The idea was spawned partly from the Free Range Music Festival, the daylong multi-venue event in April that the Fourniers helped to organize. The festival program incorporated a number of acts that had performed at Roots and Tendrils at one time or another, and the Colonial Theatre was among the half-dozen venues, ranging from art galleries to the public library and the American Legion Hall.

At that time, some relatively unknown acts played on the big stage of the Colonial’s Dreamland theater, often to a packed house, as attendees of the sold out festival traveled from venue to venue checking out the offerings.

But there would be no such captive audience for a standalone concert, and Meg Fournier said that required more careful planning than has been necessary for either the festival or the regular shows at Roots and Tendrils.

“But that’s always in the back of our minds,” she said. “Because we don’t have a college in town, so we can’t depend on a young audience to make a show.”

Fournier had been in conversation with the manager for Emilia Dahlin, and the Massachusetts-based singer-songwriter seemed like a good act for the Colonial show because she had the potential to appeal to a wide audience.

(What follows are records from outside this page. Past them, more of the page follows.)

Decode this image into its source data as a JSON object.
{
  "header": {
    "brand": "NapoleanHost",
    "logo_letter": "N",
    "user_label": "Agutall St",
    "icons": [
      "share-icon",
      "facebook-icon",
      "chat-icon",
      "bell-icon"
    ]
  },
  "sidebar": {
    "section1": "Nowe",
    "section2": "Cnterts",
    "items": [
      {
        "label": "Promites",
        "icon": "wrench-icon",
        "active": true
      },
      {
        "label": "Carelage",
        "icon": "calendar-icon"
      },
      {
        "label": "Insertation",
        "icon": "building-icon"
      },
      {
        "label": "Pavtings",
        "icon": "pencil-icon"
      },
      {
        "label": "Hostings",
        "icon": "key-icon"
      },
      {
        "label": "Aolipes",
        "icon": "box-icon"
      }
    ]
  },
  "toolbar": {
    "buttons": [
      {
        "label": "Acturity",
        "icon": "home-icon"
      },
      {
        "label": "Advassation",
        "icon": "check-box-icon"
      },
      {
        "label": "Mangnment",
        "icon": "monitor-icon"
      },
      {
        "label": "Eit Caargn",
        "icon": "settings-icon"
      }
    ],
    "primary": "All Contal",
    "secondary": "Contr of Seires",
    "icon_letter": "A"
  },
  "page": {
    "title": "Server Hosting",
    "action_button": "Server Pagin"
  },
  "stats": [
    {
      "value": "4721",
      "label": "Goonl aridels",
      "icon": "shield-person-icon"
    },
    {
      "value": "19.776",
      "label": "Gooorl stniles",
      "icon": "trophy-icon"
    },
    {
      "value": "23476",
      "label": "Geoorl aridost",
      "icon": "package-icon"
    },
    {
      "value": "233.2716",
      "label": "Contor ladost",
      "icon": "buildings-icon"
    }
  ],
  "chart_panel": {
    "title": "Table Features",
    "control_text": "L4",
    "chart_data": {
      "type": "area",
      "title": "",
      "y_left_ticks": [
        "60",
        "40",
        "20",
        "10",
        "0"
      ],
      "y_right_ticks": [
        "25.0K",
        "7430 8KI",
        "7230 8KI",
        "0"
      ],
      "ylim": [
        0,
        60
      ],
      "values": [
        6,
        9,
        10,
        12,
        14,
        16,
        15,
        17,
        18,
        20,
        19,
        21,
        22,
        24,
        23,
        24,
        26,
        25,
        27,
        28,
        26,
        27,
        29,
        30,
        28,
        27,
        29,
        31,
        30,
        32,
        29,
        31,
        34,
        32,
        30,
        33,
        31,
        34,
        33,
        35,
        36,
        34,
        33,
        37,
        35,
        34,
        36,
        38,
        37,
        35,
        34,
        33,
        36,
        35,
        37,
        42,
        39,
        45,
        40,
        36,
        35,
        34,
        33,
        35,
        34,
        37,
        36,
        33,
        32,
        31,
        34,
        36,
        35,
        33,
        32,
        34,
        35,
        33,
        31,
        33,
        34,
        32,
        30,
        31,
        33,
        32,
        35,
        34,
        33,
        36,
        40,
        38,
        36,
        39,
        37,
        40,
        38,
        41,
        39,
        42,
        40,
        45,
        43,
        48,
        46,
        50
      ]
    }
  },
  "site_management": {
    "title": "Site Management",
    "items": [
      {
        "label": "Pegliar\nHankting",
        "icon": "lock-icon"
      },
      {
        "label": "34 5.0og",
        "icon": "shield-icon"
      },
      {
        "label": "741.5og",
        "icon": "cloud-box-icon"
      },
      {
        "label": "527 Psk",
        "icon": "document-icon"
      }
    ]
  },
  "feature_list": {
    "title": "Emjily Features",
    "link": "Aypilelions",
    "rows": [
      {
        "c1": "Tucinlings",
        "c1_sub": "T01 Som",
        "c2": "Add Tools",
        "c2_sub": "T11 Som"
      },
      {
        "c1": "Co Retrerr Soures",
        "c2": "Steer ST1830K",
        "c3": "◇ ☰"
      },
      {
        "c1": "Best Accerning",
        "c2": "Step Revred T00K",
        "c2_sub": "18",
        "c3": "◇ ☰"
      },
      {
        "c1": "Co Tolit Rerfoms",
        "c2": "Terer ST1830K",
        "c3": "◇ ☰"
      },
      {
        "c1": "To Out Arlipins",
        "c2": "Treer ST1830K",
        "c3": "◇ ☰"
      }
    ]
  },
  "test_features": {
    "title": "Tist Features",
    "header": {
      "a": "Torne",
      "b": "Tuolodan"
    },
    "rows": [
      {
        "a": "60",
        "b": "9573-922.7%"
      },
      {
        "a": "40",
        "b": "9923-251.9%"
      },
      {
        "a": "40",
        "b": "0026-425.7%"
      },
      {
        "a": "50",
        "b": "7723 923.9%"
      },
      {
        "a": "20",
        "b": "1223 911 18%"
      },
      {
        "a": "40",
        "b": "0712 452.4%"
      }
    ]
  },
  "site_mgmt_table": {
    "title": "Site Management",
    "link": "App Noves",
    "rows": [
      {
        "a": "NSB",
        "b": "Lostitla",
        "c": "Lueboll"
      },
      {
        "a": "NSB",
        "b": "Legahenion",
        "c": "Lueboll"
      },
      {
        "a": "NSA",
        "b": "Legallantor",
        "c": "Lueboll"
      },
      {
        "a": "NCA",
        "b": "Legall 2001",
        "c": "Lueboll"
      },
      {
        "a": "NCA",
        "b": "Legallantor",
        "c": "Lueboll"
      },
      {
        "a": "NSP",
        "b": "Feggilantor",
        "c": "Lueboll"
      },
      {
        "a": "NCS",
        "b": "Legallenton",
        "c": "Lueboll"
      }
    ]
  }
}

Dahlin is well known in certain parts of the state and her music — folk and jazz-inspired songs and storytelling, accompanied by acoustic guitar and upright bass — runs the gamut from tender ballads to silly songs. The other act on the bill, Putnam Smith, who sings and plays mandolin and banjo, also has a following in the area.

Fournier’s suspicions were borne out at the concert. Despite heavy rains, the house was at least half full and the audience included people of all ages, including some babies. Fournier said advance ticket sales indicated there might have been a larger crowd if the weather had been better.

The Colonial Theatre has played host to a number of live acts over the years, from the Vaudeville Review to concerts during the New Year’s by the Bay Celebration and the short-lived Comic Arts Festival. Owner Mike Hurley said the venue, which dates to an era when both movies and vaudville acts were popular, is not ideally set up for bands loading in an out, but it is among the larger venues in the city.

He credited the Fourniers with having their finger on the pulse of a vibrant homegrown music scene, and said he is open to future concerts.

“There’s so many people out there really working in terms of music,” he said. “You saw it at the Free Range Music Festival, and I’m sure you’ll see it again this coming April. It’s really a big deal.”

Meg Fournier said there are no set plans for future concerts at the Colonial, but she is open to collaborations with other venues as the occasion arises. The Free Range Festival, scheduled for April 30, 2011, is also in the early planning stages, she said.

“The Colonial is such a nice space,” she said. “… It was an experiment. We had a good time … As bigger names approach us, it’s definitely nice to know it’s an option.”